Abstract

Gastroparesis, a gastrointestinal autonomic neuropathy, is a common adverse reaction in chronic hepatitis C (CHC) patients receiving interferon therapy. Current therapeutic options are limited. We evaluated the efficacy of mosapride for IFN-induced gastroparesis. Twenty-four consecutive CHC patients were randomly assigned to either the control group, which received pegylated interferon α-2b at 1.5 μg/kg/week and ribavirin at 600-1,000 mg/day, depending on body weight (PegIFN/RBV), or the mosapride group, which received PegIFN/RBV plus mosapride at 15 mg/person/day. The solid-phase gastric emptying half-times (T1/2) of the total, proximal, and distal stomach (scintigraphy) and digestive symptoms (questionnaire) were measured within one week before and four weeks after initiation of the assigned therapy.
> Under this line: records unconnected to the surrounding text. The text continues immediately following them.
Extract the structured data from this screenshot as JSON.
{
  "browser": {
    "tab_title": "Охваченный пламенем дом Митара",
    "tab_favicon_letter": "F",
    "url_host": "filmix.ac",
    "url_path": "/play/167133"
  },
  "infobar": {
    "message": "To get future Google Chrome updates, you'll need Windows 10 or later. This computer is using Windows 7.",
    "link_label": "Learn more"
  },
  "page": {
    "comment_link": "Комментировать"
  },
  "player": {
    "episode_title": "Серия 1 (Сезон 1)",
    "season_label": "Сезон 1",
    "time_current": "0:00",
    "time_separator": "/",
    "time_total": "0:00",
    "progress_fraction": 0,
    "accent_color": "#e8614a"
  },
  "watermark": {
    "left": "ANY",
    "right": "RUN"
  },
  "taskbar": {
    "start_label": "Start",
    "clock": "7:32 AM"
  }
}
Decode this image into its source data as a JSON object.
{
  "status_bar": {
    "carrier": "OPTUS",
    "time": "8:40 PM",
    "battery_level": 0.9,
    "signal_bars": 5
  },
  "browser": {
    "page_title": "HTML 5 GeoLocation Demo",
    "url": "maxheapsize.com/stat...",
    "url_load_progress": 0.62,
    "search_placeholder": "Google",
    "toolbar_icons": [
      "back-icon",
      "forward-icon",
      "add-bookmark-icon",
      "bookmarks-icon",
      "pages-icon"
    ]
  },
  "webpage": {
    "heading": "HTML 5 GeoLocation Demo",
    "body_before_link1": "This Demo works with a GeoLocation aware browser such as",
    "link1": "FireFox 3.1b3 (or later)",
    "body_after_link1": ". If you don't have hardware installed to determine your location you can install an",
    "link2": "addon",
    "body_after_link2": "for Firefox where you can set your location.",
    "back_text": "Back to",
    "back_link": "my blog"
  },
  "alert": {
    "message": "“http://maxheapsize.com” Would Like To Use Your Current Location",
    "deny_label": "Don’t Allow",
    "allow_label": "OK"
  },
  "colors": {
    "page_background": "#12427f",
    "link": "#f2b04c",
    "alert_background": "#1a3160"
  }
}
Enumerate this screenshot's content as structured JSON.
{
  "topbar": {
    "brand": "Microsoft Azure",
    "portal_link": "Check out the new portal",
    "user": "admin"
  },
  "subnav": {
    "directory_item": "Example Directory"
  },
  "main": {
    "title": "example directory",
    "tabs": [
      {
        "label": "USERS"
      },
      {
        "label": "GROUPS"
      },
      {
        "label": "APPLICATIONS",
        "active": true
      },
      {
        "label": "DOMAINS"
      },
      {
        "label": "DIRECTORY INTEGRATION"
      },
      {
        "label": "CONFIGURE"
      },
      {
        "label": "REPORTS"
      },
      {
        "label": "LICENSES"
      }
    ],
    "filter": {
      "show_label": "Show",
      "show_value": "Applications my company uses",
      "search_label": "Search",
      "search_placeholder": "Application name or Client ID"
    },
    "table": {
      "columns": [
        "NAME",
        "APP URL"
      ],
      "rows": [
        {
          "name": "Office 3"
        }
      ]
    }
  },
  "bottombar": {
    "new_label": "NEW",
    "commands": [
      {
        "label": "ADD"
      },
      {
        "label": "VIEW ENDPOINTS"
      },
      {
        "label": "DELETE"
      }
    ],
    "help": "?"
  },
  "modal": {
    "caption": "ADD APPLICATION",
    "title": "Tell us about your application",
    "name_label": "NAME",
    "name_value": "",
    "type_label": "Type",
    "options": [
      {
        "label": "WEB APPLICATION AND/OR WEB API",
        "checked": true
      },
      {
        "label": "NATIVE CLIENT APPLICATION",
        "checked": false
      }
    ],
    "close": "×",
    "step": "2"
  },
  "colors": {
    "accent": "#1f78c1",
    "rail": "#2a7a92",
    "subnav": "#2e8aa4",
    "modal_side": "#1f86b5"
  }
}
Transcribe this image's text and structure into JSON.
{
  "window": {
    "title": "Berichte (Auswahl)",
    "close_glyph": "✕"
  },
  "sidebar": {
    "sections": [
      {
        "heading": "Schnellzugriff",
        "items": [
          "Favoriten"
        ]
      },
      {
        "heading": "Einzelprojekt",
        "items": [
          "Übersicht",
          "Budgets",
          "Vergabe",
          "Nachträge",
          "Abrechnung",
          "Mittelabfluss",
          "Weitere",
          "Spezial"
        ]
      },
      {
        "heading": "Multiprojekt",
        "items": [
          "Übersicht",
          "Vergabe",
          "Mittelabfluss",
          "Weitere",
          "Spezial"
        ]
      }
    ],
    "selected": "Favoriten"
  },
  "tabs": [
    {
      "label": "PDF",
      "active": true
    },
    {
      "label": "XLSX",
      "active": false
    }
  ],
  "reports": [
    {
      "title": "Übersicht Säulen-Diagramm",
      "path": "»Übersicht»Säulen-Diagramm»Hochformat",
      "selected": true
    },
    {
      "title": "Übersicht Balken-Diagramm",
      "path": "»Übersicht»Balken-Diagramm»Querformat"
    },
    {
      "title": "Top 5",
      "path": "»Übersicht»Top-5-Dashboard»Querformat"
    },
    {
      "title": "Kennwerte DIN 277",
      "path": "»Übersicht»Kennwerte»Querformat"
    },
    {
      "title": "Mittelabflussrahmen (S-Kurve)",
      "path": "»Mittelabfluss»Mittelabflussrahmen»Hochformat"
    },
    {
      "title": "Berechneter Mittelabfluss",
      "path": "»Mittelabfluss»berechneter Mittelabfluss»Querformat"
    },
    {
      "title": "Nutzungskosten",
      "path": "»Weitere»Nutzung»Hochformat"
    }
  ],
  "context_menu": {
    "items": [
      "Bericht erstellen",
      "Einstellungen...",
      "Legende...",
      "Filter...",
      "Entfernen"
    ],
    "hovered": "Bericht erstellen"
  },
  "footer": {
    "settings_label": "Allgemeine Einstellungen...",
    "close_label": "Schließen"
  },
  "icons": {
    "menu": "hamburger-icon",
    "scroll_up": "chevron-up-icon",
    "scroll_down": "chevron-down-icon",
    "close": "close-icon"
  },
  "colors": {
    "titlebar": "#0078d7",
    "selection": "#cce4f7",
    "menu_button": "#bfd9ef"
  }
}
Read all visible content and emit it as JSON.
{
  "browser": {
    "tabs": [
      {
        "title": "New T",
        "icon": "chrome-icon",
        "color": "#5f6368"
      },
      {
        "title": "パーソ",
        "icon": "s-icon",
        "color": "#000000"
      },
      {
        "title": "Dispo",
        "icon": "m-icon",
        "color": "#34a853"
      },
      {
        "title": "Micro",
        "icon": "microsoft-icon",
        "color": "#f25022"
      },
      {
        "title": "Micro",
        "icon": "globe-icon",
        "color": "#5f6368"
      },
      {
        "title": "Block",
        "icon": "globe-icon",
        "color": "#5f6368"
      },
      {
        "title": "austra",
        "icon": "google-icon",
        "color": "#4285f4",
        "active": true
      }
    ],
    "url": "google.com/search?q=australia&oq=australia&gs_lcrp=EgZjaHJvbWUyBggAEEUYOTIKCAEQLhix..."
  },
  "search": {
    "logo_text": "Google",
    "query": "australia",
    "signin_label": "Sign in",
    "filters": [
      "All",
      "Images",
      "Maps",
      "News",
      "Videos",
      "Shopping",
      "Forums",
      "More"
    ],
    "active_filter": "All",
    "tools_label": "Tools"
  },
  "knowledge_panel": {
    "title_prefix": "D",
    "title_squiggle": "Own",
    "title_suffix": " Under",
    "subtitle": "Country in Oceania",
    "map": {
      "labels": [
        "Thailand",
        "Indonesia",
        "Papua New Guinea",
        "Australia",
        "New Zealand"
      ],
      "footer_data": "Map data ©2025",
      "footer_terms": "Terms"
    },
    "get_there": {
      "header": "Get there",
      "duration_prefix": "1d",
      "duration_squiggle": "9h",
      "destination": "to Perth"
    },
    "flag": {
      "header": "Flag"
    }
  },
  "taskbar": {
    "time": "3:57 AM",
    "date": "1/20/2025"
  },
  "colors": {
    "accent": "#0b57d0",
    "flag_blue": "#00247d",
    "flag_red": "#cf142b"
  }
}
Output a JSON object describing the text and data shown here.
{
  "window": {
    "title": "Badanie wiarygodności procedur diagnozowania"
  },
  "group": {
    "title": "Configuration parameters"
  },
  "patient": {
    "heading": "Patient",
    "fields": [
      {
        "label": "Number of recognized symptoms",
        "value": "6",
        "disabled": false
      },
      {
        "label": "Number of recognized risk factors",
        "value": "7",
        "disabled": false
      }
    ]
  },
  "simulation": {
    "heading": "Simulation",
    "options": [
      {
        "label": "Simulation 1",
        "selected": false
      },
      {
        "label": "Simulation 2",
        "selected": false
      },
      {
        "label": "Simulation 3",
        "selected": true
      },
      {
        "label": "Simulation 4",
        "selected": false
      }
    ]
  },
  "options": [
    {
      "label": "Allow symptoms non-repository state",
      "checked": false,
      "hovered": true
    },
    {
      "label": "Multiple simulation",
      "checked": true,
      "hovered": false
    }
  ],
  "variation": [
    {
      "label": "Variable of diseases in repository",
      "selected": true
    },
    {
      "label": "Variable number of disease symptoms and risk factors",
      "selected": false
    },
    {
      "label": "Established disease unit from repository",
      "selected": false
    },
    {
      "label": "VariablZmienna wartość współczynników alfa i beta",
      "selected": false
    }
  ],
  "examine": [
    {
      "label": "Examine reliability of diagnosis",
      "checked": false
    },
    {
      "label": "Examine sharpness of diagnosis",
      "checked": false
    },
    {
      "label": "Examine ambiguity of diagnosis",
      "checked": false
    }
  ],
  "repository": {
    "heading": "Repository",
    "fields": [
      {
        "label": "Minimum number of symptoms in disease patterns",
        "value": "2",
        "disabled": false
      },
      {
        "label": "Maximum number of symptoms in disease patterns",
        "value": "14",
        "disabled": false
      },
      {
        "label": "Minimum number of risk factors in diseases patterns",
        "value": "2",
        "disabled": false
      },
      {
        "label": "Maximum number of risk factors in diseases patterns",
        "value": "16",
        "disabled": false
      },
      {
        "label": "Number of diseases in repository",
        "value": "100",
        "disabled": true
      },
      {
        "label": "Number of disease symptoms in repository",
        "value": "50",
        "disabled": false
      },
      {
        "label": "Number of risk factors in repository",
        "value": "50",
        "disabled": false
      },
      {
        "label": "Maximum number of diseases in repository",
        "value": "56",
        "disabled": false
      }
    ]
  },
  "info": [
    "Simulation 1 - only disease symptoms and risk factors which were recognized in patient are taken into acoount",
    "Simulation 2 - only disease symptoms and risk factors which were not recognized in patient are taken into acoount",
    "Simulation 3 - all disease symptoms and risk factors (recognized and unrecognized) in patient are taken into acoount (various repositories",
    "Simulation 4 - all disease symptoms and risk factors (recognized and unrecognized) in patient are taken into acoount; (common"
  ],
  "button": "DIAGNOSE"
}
The test meal comprised a 200-g pancake containing Tc-99m diethylenetriamine pentaacetic acid. In the control group, after PegIFN/RBV initiation, a significant increase was observed in the total T1/2 (before: 84.0 ± 22.1 min versus after: 100.8 ± 28.9 min, P = 0.03), the distal T1/2 (before: 95.3 ± 32.2 min versus after: 115.3 ± 41.4 min, P = 0.03), and digestive symptom score (before: 3.2 ± 1.4 versus after: 8.1 ± 4.8, P = 0.02); proximal T1/2 change was not significant. In the mosapride group, no significant delays were observed in the total, proximal, and distal T1/2 values; the change in symptom scores was not significant. Mosapride improved total and distal gastric motility in IFN-induced gastroparesis, and consequently relieved symptoms.